Address
- 410 Bogert Road River Edge, Bergen County, New Jersey, 07661
- Coordinates: 40°55′17″N 74°02′11″W﻿ / ﻿40.921387°N 74.036438°W

District information
- Grades: PreK-6
- Superintendent: Lisa Bernardo (acting)
- Business administrator: Louise Napolitano
- Schools: 2

Students and staff
- Enrollment: 1,189 (as of 2022–23)
- Faculty: 101.0 FTEs
- Student–teacher ratio: 11.8:1

Other information
- District Factor Group: I
- Website: www.riveredgeschools.org
| Ind. | Per pupil | District spending | Rank (*) | K-6 average | %± vs. average |
| 1A | Total Spending | $15,076 | 7 | $18,891 | −20.2% |
| 1 | Budgetary Cost | 12,915 | 15 | 13,649 | −5.4% |
| 2 | Classroom Instruction | 8,451 | 22 | 8,366 | 1.0% |
| 6 | Support Services | 1,882 | 17 | 2,161 | −12.9% |
| 8 | Administrative Cost | 1,492 | 24 | 1,467 | 1.7% |
| 10 | Operations & Maintenance | 1,081 | 4 | 1,552 | −30.3% |
| 16 | Median Teacher Salary | 61,539 | 41 | 57,437 |
Data from NJDoE 2014 Taxpayers' Guide to Education Spending. *Of K-6 districts with any number of students. Lowest spending=1; Highest=59

= River Edge Elementary School District =

School district in Bergen County, New Jersey, US

The River Edge Elementary School District is a community public school district that serves students in pre-kindergarten through sixth grade from River Edge, in Bergen County, in the U.S. state of New Jersey.

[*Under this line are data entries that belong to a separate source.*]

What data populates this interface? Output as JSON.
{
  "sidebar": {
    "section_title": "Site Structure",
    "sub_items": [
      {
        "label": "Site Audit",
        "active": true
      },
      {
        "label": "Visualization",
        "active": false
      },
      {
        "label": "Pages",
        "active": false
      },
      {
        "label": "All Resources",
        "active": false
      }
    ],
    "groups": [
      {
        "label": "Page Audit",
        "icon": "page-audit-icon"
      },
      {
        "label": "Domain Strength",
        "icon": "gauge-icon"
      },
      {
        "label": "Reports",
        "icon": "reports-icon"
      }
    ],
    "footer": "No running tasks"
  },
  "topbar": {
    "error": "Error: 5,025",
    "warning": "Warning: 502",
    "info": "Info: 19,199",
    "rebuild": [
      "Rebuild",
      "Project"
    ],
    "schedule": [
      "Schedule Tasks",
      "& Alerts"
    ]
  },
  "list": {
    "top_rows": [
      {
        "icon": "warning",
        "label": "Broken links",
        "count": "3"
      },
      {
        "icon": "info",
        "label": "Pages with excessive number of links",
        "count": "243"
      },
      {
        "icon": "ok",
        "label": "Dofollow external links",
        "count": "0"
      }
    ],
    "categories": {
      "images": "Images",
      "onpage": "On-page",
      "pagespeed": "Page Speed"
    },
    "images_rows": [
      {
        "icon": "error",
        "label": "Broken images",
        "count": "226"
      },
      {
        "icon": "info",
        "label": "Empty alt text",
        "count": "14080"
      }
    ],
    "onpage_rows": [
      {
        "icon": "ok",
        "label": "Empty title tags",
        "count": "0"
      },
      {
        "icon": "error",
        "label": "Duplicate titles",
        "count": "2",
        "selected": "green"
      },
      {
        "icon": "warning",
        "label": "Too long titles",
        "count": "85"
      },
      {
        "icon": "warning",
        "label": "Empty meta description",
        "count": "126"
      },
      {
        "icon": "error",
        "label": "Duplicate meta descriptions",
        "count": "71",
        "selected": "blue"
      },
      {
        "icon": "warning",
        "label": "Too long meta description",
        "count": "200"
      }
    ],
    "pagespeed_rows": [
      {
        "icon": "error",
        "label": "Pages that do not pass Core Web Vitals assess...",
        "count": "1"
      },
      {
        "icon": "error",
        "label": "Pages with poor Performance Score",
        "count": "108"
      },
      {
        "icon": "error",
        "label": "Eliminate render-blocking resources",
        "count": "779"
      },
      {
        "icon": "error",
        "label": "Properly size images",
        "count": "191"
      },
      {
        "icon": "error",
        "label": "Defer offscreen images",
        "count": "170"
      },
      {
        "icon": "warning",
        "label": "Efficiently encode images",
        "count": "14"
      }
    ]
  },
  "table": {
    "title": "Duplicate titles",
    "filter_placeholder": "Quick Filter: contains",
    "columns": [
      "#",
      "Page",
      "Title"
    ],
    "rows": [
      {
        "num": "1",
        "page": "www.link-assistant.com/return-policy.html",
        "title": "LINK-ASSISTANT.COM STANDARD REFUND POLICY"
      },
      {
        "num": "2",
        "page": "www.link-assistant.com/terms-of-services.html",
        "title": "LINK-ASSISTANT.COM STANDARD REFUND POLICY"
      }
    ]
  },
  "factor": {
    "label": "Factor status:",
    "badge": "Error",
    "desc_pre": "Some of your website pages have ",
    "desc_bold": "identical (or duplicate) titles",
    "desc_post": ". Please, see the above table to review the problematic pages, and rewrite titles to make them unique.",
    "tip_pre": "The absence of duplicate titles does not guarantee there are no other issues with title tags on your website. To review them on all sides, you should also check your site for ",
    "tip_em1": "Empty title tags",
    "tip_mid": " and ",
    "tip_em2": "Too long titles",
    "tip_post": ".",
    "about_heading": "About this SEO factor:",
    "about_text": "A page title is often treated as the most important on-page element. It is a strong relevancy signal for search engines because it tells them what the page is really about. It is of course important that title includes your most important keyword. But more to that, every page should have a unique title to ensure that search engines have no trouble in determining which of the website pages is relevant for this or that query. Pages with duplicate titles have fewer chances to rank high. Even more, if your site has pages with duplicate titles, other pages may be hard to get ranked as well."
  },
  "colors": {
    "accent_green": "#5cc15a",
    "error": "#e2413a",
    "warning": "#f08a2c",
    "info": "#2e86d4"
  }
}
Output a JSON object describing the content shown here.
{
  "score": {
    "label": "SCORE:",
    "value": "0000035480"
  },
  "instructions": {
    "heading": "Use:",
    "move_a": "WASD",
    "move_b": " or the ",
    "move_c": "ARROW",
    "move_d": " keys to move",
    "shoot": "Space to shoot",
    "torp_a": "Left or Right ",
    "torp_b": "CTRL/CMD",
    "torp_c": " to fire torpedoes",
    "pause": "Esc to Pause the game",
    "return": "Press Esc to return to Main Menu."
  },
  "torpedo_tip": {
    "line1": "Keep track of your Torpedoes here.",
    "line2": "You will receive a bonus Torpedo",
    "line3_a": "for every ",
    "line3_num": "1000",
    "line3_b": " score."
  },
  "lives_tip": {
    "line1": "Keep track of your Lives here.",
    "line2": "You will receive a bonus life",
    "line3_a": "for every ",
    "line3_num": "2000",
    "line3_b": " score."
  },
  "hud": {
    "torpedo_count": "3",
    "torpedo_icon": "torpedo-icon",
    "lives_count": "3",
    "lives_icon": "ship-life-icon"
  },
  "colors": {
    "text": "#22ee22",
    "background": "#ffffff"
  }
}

As of the 2022–23 school year, the district, composed of two schools, had an enrollment of 1,189 students and 101.0 classroom teachers (on an FTE basis), for a student–teacher ratio of 11.8:1.

The district is classified by the New Jersey Department of Education as being in District Factor Group "I", the second-highest of eight groupings. District Factor Groups organize districts statewide to allow comparison by common socioeconomic characteristics of the local districts. From lowest socioeconomic status to highest, the categories are A, B, CD, DE, FG, GH, I and J.

River Edge and neighboring Oradell share a combined public school district for seventh through twelfth grades, River Dell Regional School District which was established in 1958. As of the 2022–23 school year, the high school district, comprised of two schools, had an enrollment of 1,613 students and 138.4 classroom teachers (on an FTE basis), for a student–teacher ratio of 11.7:1. Schools in the district (with 2022–23 enrollment data from the National Center for Education Statistics) are
River Dell Regional Middle School in River Edge (with 589 students in grades 7-8) and
River Dell High School in Oradell (with 982 students in grades 9-12).

==Awards and recognition==
During the 1998-99 school year, Cherry Hill School received the Blue Ribbon Award from the United States Department of Education, the highest honor that an American school can achieve.

== Schools ==
Schools in the district (with 2022–23 enrollment data from the National Center for Education Statistics) are:
- Cherry Hill School / New Bridge Center (with 713 students in grades PreK-6) which is on the south side of the borough.
  - Denise Heitman, principal
- Roosevelt School (with 478 students in grades 1-6) which is located on the north side of the borough.
  - Michael Henzel, principal

Curriculum review is an ongoing process in River Edge. Current educational research, the New Jersey Core Curriculum Content Standards, as well as national subject standards are used in the curriculum development. This process ensures that each curricular area is comprehensive and reflects current educational thought.

The district's per pupil comparable costs are below average while teachers salaries are above the statewide median.

== Administration ==
Core members of the district's administration are:
- Lisa Bernardo, acting superintendent of schools
- Louise Napolitano, school business administrator and board secretary

==Board of education==
The district's board of education, comprised of seven members, sets policy and oversees the fiscal and educational operation of the district through its administration. As a Type II school district, the board's trustees are elected directly by voters to serve three-year terms of office on a staggered basis, with either two or three seats up for election each year held (since 2012) as part of the November general election. The board appoints a superintendent to oversee the district's day-to-day operations and a business administrator to supervise the business functions of the district.